Dopar a criança para que não tenham o trabalho, eles, os pais, de bem educá-la, para que não tenham o trabalho de ser pais. Para que possam, um na TV da sala, ver o futebol e o outro, na do quarto, acompanhar a novela. Ou ficar cada um, em seus smartphones e facebooks, a tramar putarias e pequenas infidelidades.
Moleque fuça em tudo. É normal. E o meu fuça em algumas coisas bem interessantes, incomuns. Não é de mexer nas prateleiras, mas, se eu me descuido por poucos segundos, ele realiza pequenos atos de sabotagem. Adora desligar aquelas geladeiras que guardam refrigerantes e cervejas; se bobeio, ele as desliga, quantas puder, num botão colocado ao rés do chão. Se o caixa ao lado do que passamos está sem funcionário, ele se abaixa e aperta o botão de reset do terminal do computador colocado ao chão; já deu reset num monte.
Moleque fuça em tudo. É normal. É saudável. O que não significa que não devam ser coibidos, corrigidos, censurados, repreendidos, educados, enfim. E eu, sim, coíbo, corrijo, censuro e repreendo.
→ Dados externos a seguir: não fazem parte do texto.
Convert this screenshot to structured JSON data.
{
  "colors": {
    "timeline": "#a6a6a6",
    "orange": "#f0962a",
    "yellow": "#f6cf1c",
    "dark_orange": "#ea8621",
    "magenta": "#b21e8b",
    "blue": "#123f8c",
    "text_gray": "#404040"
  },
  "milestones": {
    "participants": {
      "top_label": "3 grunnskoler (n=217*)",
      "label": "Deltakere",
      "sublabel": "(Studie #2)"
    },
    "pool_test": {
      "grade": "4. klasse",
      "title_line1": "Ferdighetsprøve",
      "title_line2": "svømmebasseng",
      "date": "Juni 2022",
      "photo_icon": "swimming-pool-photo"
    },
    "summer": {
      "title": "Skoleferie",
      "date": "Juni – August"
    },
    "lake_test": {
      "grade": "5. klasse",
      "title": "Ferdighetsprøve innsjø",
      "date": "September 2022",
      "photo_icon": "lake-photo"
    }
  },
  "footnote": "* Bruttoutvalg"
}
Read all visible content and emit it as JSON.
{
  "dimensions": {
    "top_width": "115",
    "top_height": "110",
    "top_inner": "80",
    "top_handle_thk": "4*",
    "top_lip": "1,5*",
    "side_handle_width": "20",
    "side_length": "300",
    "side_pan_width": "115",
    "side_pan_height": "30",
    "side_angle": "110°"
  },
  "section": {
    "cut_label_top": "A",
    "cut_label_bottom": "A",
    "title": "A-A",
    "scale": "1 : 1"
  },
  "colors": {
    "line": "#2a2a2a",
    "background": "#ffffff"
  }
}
Tentando me manter no tênue limite, na corda bamba entre não deixar que ele cause algum dano ou que atrapalhe as demais pessoas e que eu, por excessivas proibições, destrua a sua curiosidade.
Dia desses, porém, ou ele estava mais encapetado que o de costume, ou eu estava com a paciência mais curta, ou ambas as coisas, e eu acabei por lhe aplicar um castigo. Peguei um daqueles grandes carrinhos de compras e o coloquei dentro, "engaiolei-o", enquanto fazia as compras. Foi em um dia em que tive que comprar uma quantidade de itens maior que o normal e lembrar de tudo e correr atrás de moleque ao mesmo tempo é foda. Não faço lista de compras. Memorizo tudo antes de sair de casa. Divido as compras por setores em meu cérebro. Isso de fazer listinha de compras no papel, ou, pior e imperdoável, no celular é para frouxos, para voluntários ao Alzheimer.
Ele ficou o tempo todo lá, engaiolado no carrinho. Inclusive, durante a longa espera na fila do caixa. Todas aquelas tentações passando aos seus olhos e ele sem poder tocá-las.
Na saída do mercado, ele me disse que não gostara de ficar de castigo. Eu respondi que castigo é para não gostar mesmo, que não seria castigo se ele gostasse. Castigo é isso mesmo, disse a ele, é não poder fazer coisas de que a gente gosta.
- E por que que você nunca fica de castigo, pai? -, perguntou-me.
Pergunta de criança nunca é simples.
Por que que você nunca fica de castigo, pai? Pensei um pouco, respirei fundo e, quase que num suspiro, respondi a ele:
- Você é que pensa, meu filho... você é que pensa.